As a user, I find this combination of facilities extremely useful. When I was preparing a talk a few weeks ago, I was able to use the CD-Rom as a real resource, finding the exact points that I needed in MacFarlane's talk (on his Intensely Supportive Learning Environment model) either by clicking the relevant bullet point (one of half a dozen such markers to help the user); or, perhaps more interestingly, by flicking through his movie sequence using his overhead projector slides as a guide through the lecture. I highlight this deliberately since it was typical of those accidents that occur when developing multimedia materials: this feature, which I increasingly feel to be full of possibilities in all kinds of scenarios, was never planned.

But what we have here, in embryo, is a very real alternative means of delivering the lecture. The twofold means of searching and retrieving - either by instant access through bullet points or through a highly controllable flickbook search mechanism - presents the user with a dramatic improvement on the video fast forward button.

Extensions to this basic model suggest themselves with ease. How far are we from voice-to-text facilities working in this format? And then sub-titling? And could we make a feature of the OHP slides, working with the author in a proper preparation phase (which we did not do at all in MediaActive), and maybe creating them as navigable objects?

This presents us with another means of broadening the repertoire of course delivery mechanisms, and we should be exploring its feasibility. Of course, this will be seen by some as threatening. Merely suggesting this as an idea will probably get me into trouble on the grounds that it can be interpreted as "replacing the teacher" and that the only possible reason for taking this sort of idea forward would be on the politically dubious grounds of a peculiar model of cost efficiency.

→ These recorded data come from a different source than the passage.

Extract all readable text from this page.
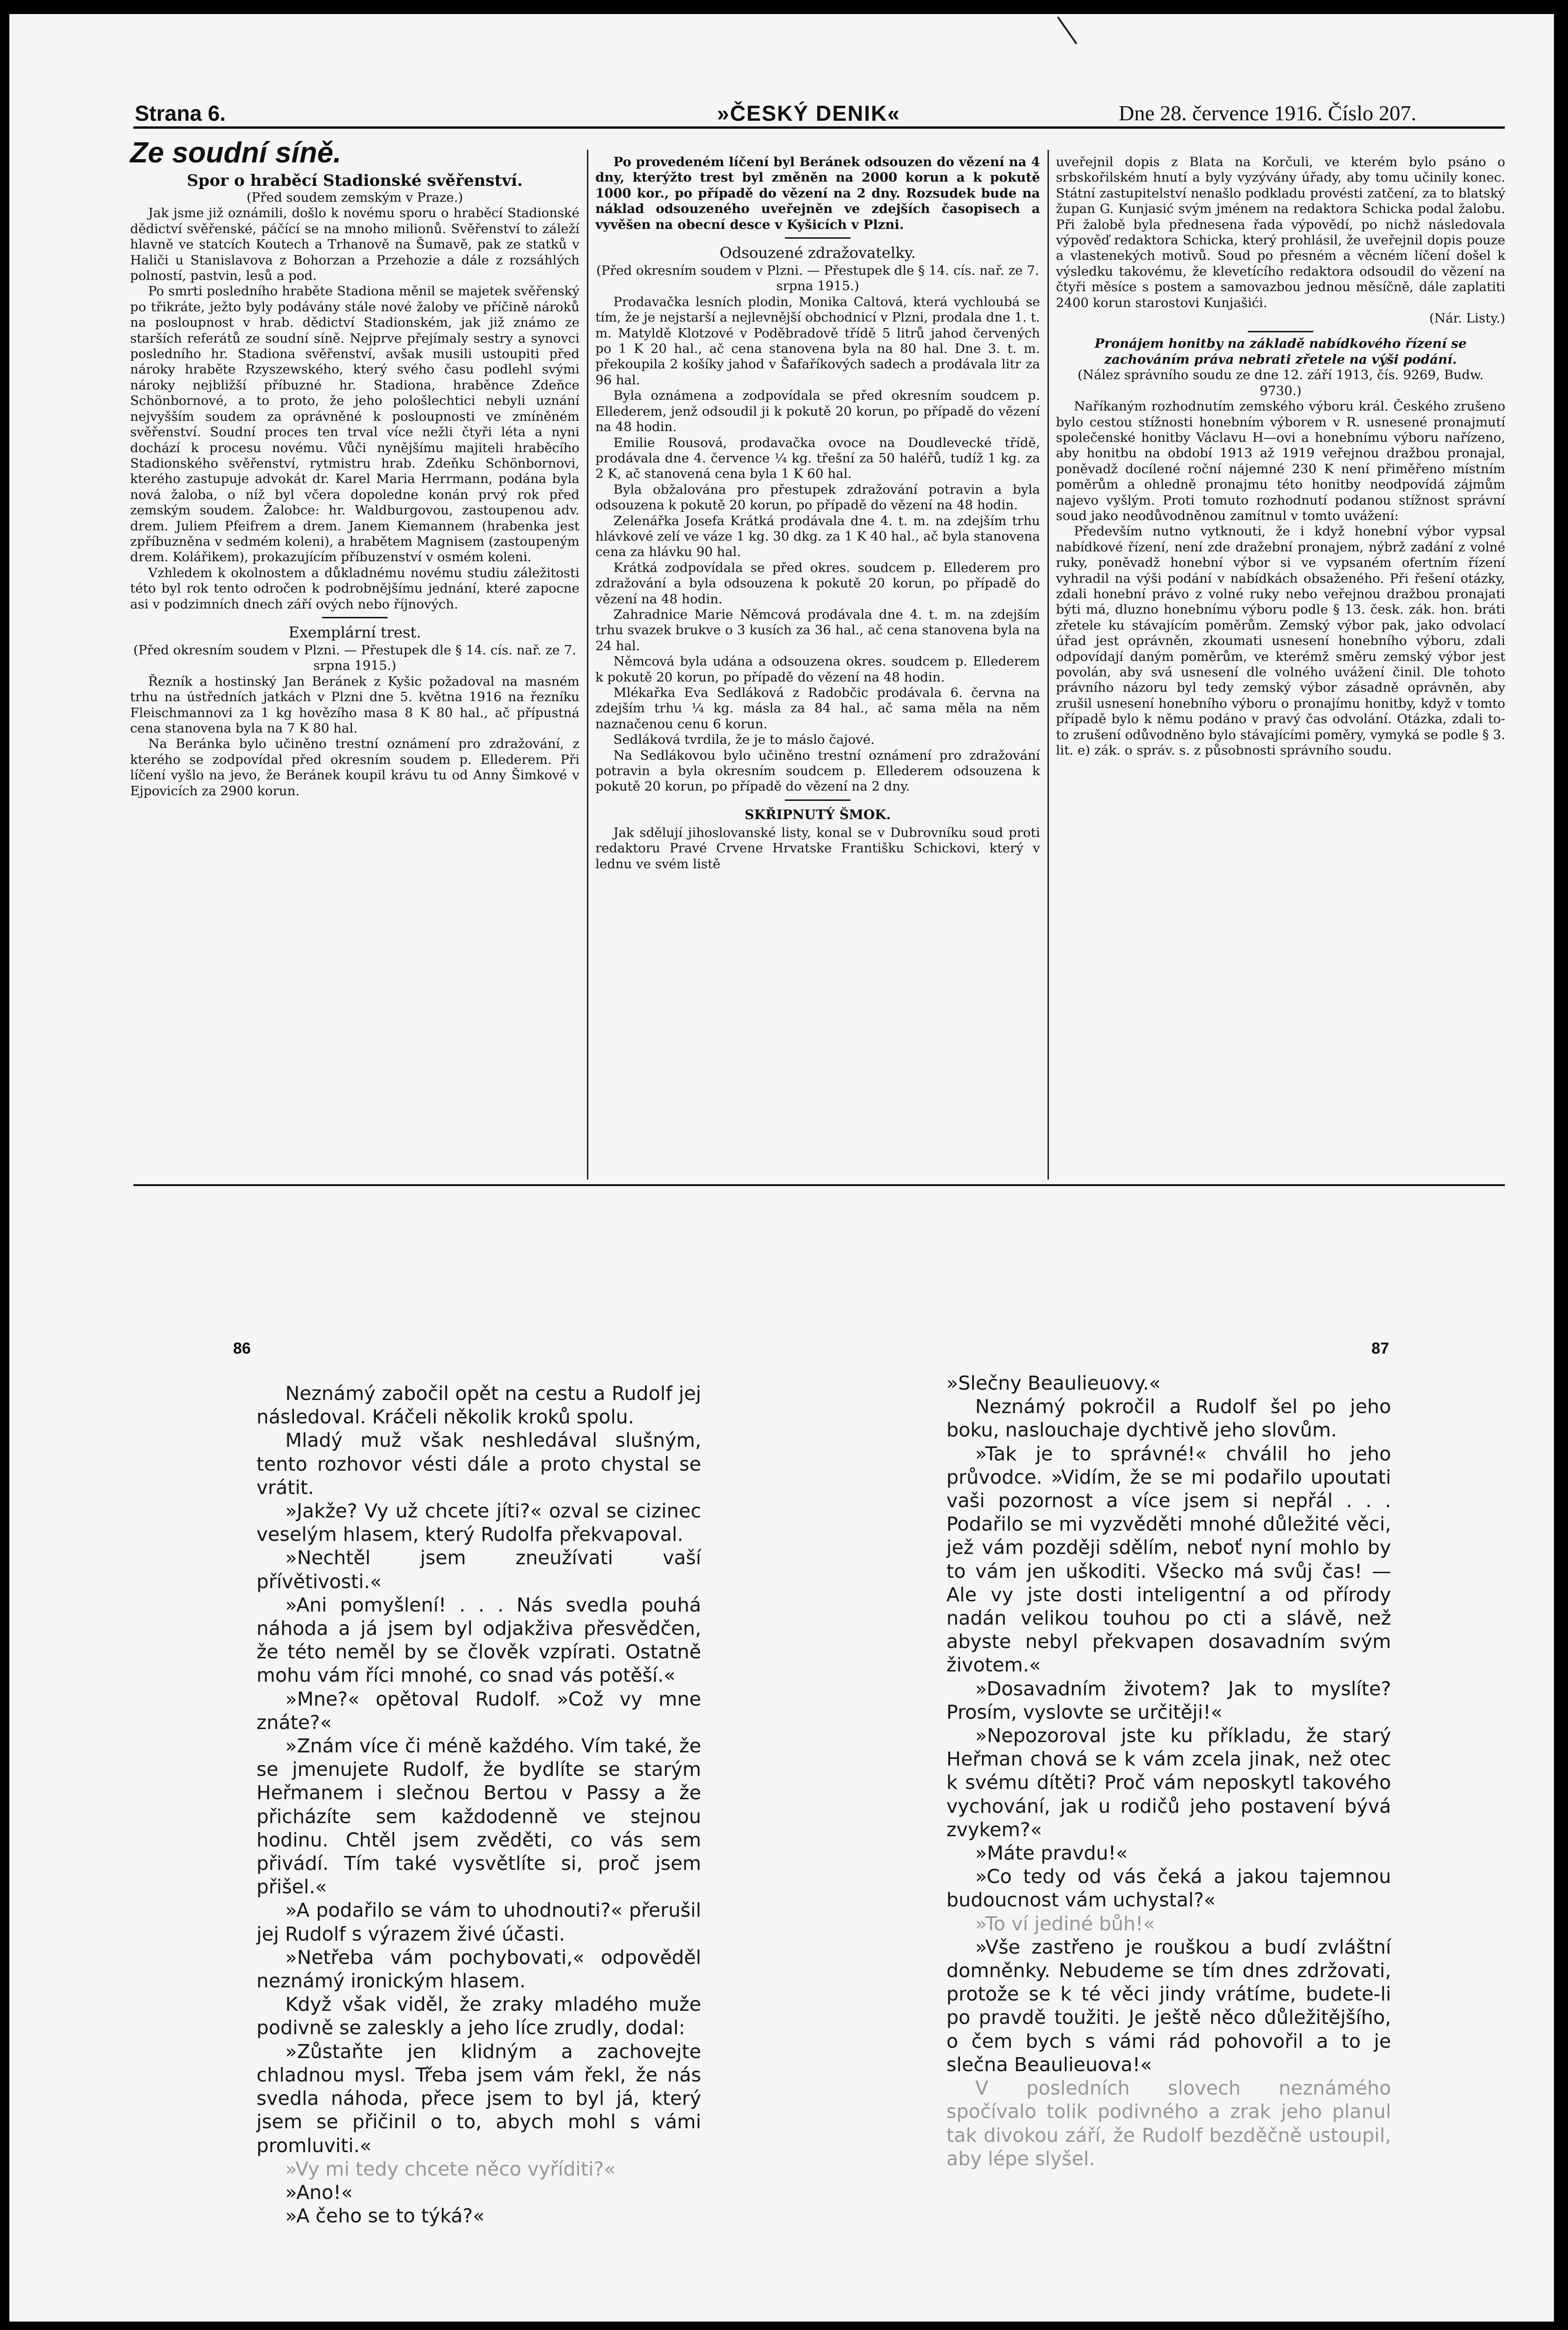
Strana 6.	»ČESKÝ DENIK«	Dne 28. července 1916. Číslo 207.
Ze soudní síně.
Spor o hraběcí Stadionské svěřenství.

(Před soudem zemským v Praze.)

Jak jsme již oznámili, došlo k novému sporu o hraběcí Stadionské dědictví svěřenské, páčící se na mnoho milionů. Svěřenství to záleží hlavně ve statcích Koutech a Trhanově na Šumavě, pak ze statků v Haliči u Stanislavova z Bohorzan a Przehozie a dále z rozsáhlých polností, pastvin, lesů a pod.

Po smrti posledního hraběte Stadiona měnil se majetek svěřenský po třikráte, ježto byly podávány stále nové žaloby ve příčině nároků na posloupnost v hrab. dědictví Stadionském, jak již známo ze starších referátů ze soudní síně. Nejprve přejímaly sestry a synovci posledního hr. Stadiona svěřenství, avšak musili ustoupiti před nároky hraběte Rzyszewského, který svého času podlehl svými nároky nejbližší příbuzné hr. Stadiona, hraběnce Zdeňce Schönbornové, a to proto, že jeho pološlechtici nebyli uznání nejvyšším soudem za oprávněné k posloupnosti ve zmíněném svěřenství. Soudní proces ten trval více nežli čtyři léta a nyni dochází k procesu novému. Vůči nynějšímu majiteli hraběcího Stadionského svěřenství, rytmistru hrab. Zdeňku Schönbornovi, kterého zastupuje advokát dr. Karel Maria Herrmann, podána byla nová žaloba, o níž byl včera dopoledne konán prvý rok před zemským soudem. Žalobce: hr. Waldburgovou, zastoupenou adv. drem. Juliem Pfeifrem a drem. Janem Kiemannem (hrabenka jest zpříbuzněna v sedmém koleni), a hrabětem Magnisem (zastoupeným drem. Kolářikem), prokazujícím příbuzenství v osmém koleni.

Vzhledem k okolnostem a důkladnému novému studiu záležitosti této byl rok tento odročen k podrobnějšímu jednání, které zapocne asi v podzimních dnech září ových nebo říjnových.

Exemplární trest.

(Před okresním soudem v Plzni. — Přestupek dle § 14. cís. nař. ze 7. srpna 1915.)

Řezník a hostinský Jan Beránek z Kyšic požadoval na masném trhu na ústředních jatkách v Plzni dne 5. května 1916 na řezníku Fleischmannovi za 1 kg hovězího masa 8 K 80 hal., ač přípustná cena stanovena byla na 7 K 80 hal.

Na Beránka bylo učiněno trestní oznámení pro zdražování, z kterého se zodpovídal před okresním soudem p. Ellederem. Při líčení vyšlo na jevo, že Beránek koupil krávu tu od Anny Šimkové v Ejpovicích za 2900 korun.

Po provedeném líčení byl Beránek odsouzen do vězení na 4 dny, kterýžto trest byl změněn na 2000 korun a k pokutě 1000 kor., po případě do vězení na 2 dny. Rozsudek bude na náklad odsouzeného uveřejněn ve zdejších časopisech a vyvěšen na obecní desce v Kyšicích v Plzni.

Odsouzené zdražovatelky.

(Před okresním soudem v Plzni. — Přestupek dle § 14. cís. nař. ze 7. srpna 1915.)

Prodavačka lesních plodin, Monika Caltová, která vychloubá se tím, že je nejstarší a nejlevnější obchodnicí v Plzni, prodala dne 1. t. m. Matyldě Klotzové v Poděbradově třídě 5 litrů jahod červených po 1 K 20 hal., ač cena stanovena byla na 80 hal. Dne 3. t. m. překoupila 2 košíky jahod v Šafaříkových sadech a prodávala litr za 96 hal.

Byla oznámena a zodpovídala se před okresním soudcem p. Ellederem, jenž odsoudil ji k pokutě 20 korun, po případě do vězení na 48 hodin.

Emilie Rousová, prodavačka ovoce na Doudlevecké třídě, prodávala dne 4. července ¼ kg. třešní za 50 haléřů, tudíž 1 kg. za 2 K, ač stanovená cena byla 1 K 60 hal.

Byla obžalována pro přestupek zdražování potravin a byla odsouzena k pokutě 20 korun, po případě do vězení na 48 hodin.

Zelenářka Josefa Krátká prodávala dne 4. t. m. na zdejším trhu hlávkové zelí ve váze 1 kg. 30 dkg. za 1 K 40 hal., ač byla stanovena cena za hlávku 90 hal.

Krátká zodpovídala se před okres. soudcem p. Ellederem pro zdražování a byla odsouzena k pokutě 20 korun, po případě do vězení na 48 hodin.

Zahradnice Marie Němcová prodávala dne 4. t. m. na zdejším trhu svazek brukve o 3 kusích za 36 hal., ač cena stanovena byla na 24 hal.

Němcová byla udána a odsouzena okres. soudcem p. Ellederem k pokutě 20 korun, po případě do vězení na 48 hodin.

Mlékařka Eva Sedláková z Radobčic prodávala 6. června na zdejším trhu ¼ kg. másla za 84 hal., ač sama měla na něm naznačenou cenu 6 korun.

Sedláková tvrdila, že je to máslo čajové.

Na Sedlákovou bylo učiněno trestní oznámení pro zdražování potravin a byla okresním soudcem p. Ellederem odsouzena k pokutě 20 korun, po případě do vězení na 2 dny.

SKŘIPNUTÝ ŠMOK.

Jak sdělují jihoslovanské listy, konal se v Dubrovníku soud proti redaktoru Pravé Crvene Hrvatske Františku Schickovi, který v lednu ve svém listě

uveřejnil dopis z Blata na Korčuli, ve kterém bylo psáno o srbskořilském hnutí a byly vyzývány úřady, aby tomu učinily konec. Státní zastupitelství nenašlo podkladu provésti zatčení, za to blatský župan G. Kunjasić svým jménem na redaktora Schicka podal žalobu. Při žalobě byla přednesena řada výpovědí, po nichž následovala výpověď redaktora Schicka, který prohlásil, že uveřejnil dopis pouze a vlastenekých motivů. Soud po přesném a věcném líčení došel k výsledku takovému, že klevetícího redaktora odsoudil do vězení na čtyři měsíce s postem a samovazbou jednou měsíčně, dále zaplatiti 2400 korun starostovi Kunjašići.

(Nár. Listy.)

Pronájem honitby na základě nabídkového řízení se zachováním práva nebrati zřetele na výši podání.

(Nález správního soudu ze dne 12. září 1913, čís. 9269, Budw. 9730.)

Naříkaným rozhodnutím zemského výboru král. Českého zrušeno bylo cestou stížnosti honebním výborem v R. usnesené pronajmutí společenské honitby Václavu H—ovi a honebnímu výboru nařízeno, aby honitbu na období 1913 až 1919 veřejnou dražbou pronajal, poněvadž docílené roční nájemné 230 K není přiměřeno místním poměrům a ohledně pronajmu této honitby neodpovídá zájmům najevo vyšlým. Proti tomuto rozhodnutí podanou stížnost správní soud jako neodůvodněnou zamítnul v tomto uvážení:

Především nutno vytknouti, že i když honební výbor vypsal nabídkové řízení, není zde dražební pronajem, nýbrž zadání z volné ruky, poněvadž honební výbor si ve vypsaném ofertním řízení vyhradil na výši podání v nabídkách obsaženého. Při řešení otázky, zdali honební právo z volné ruky nebo veřejnou dražbou pronajati býti má, dluzno honebnímu výboru podle § 13. česk. zák. hon. bráti zřetele ku stávajícím poměrům. Zemský výbor pak, jako odvolací úřad jest oprávněn, zkoumati usnesení honebního výboru, zdali odpovídají daným poměrům, ve kterémž směru zemský výbor jest povolán, aby svá usnesení dle volného uvážení činil. Dle tohoto právního názoru byl tedy zemský výbor zásadně oprávněn, aby zrušil usnesení honebního výboru o pronajímu honitby, když v tomto případě bylo k němu podáno v pravý čas odvolání. Otázka, zdali to-to zrušení odůvodněno bylo stávajícími poměry, vymyká se podle § 3. lit. e) zák. o správ. s. z působnosti správního soudu.

86	87

Neznámý zabočil opět na cestu a Rudolf jej následoval. Kráčeli několik kroků spolu.

Mladý muž však neshledával slušným, tento rozhovor vésti dále a proto chystal se vrátit.

»Jakže? Vy už chcete jíti?« ozval se cizinec veselým hlasem, který Rudolfa překvapoval.

»Nechtěl jsem zneužívati vaší přívětivosti.«

»Ani pomyšlení! . . . Nás svedla pouhá náhoda a já jsem byl odjakživa přesvědčen, že této neměl by se člověk vzpírati. Ostatně mohu vám říci mnohé, co snad vás potěší.«

»Mne?« opětoval Rudolf. »Což vy mne znáte?«

»Znám více či méně každého. Vím také, že se jmenujete Rudolf, že bydlíte se starým Heřmanem i slečnou Bertou v Passy a že přicházíte sem každodenně ve stejnou hodinu. Chtěl jsem zvěděti, co vás sem přivádí. Tím také vysvětlíte si, proč jsem přišel.«

»A podařilo se vám to uhodnouti?« přerušil jej Rudolf s výrazem živé účasti.

»Netřeba vám pochybovati,« odpověděl neznámý ironickým hlasem.

Když však viděl, že zraky mladého muže podivně se zaleskly a jeho líce zrudly, dodal:

»Zůstaňte jen klidným a zachovejte chladnou mysl. Třeba jsem vám řekl, že nás svedla náhoda, přece jsem to byl já, který jsem se přičinil o to, abych mohl s vámi promluviti.«

»Vy mi tedy chcete něco vyříditi?«

»Ano!«

»A čeho se to týká?«

»Slečny Beaulieuovy.«

Neznámý pokročil a Rudolf šel po jeho boku, naslouchaje dychtivě jeho slovům.

»Tak je to správné!« chválil ho jeho průvodce. »Vidím, že se mi podařilo upoutati vaši pozornost a více jsem si nepřál . . . Podařilo se mi vyzvěděti mnohé důležité věci, jež vám později sdělím, neboť nyní mohlo by to vám jen uškoditi. Všecko má svůj čas! — Ale vy jste dosti inteligentní a od přírody nadán velikou touhou po cti a slávě, než abyste nebyl překvapen dosavadním svým životem.«

»Dosavadním životem? Jak to myslíte? Prosím, vyslovte se určitěji!«

»Nepozoroval jste ku příkladu, že starý Heřman chová se k vám zcela jinak, než otec k svému dítěti? Proč vám neposkytl takového vychování, jak u rodičů jeho postavení bývá zvykem?«

»Máte pravdu!«

»Co tedy od vás čeká a jakou tajemnou budoucnost vám uchystal?«

»To ví jediné bůh!«

»Vše zastřeno je rouškou a budí zvláštní domněnky. Nebudeme se tím dnes zdržovati, protože se k té věci jindy vrátíme, budete-li po pravdě toužiti. Je ještě něco důležitějšího, o čem bych s vámi rád pohovořil a to je slečna Beaulieuova!«

V posledních slovech neznámého spočívalo tolik podivného a zrak jeho planul tak divokou září, že Rudolf bezděčně ustoupil, aby lépe slyšel.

I disagree. Like Alistair MacFarlane in his talk at MediaActive, I believe that these new means of delivery could, with a modicum of creative thinking, act as a liberating force for the lecturer. In his phrase (which I have just looked up on the CD!), we should be using the power of the new technologies to release the scarce human resource to do what humans do best - talking to other human beings, one-on-one, face-to-face interaction.

This is exactly what would be made possible if we were to take the ideas of MediaActive forward, which is why I remain grateful that the idea that surfaced in that planning meeting was taken on board and developed.

And why the unit wishes to take the developing ideas forward.

Especially with lectures.

Any takers?

Peter Fowler is director of the learning methods unit at Liverpool John Moores University.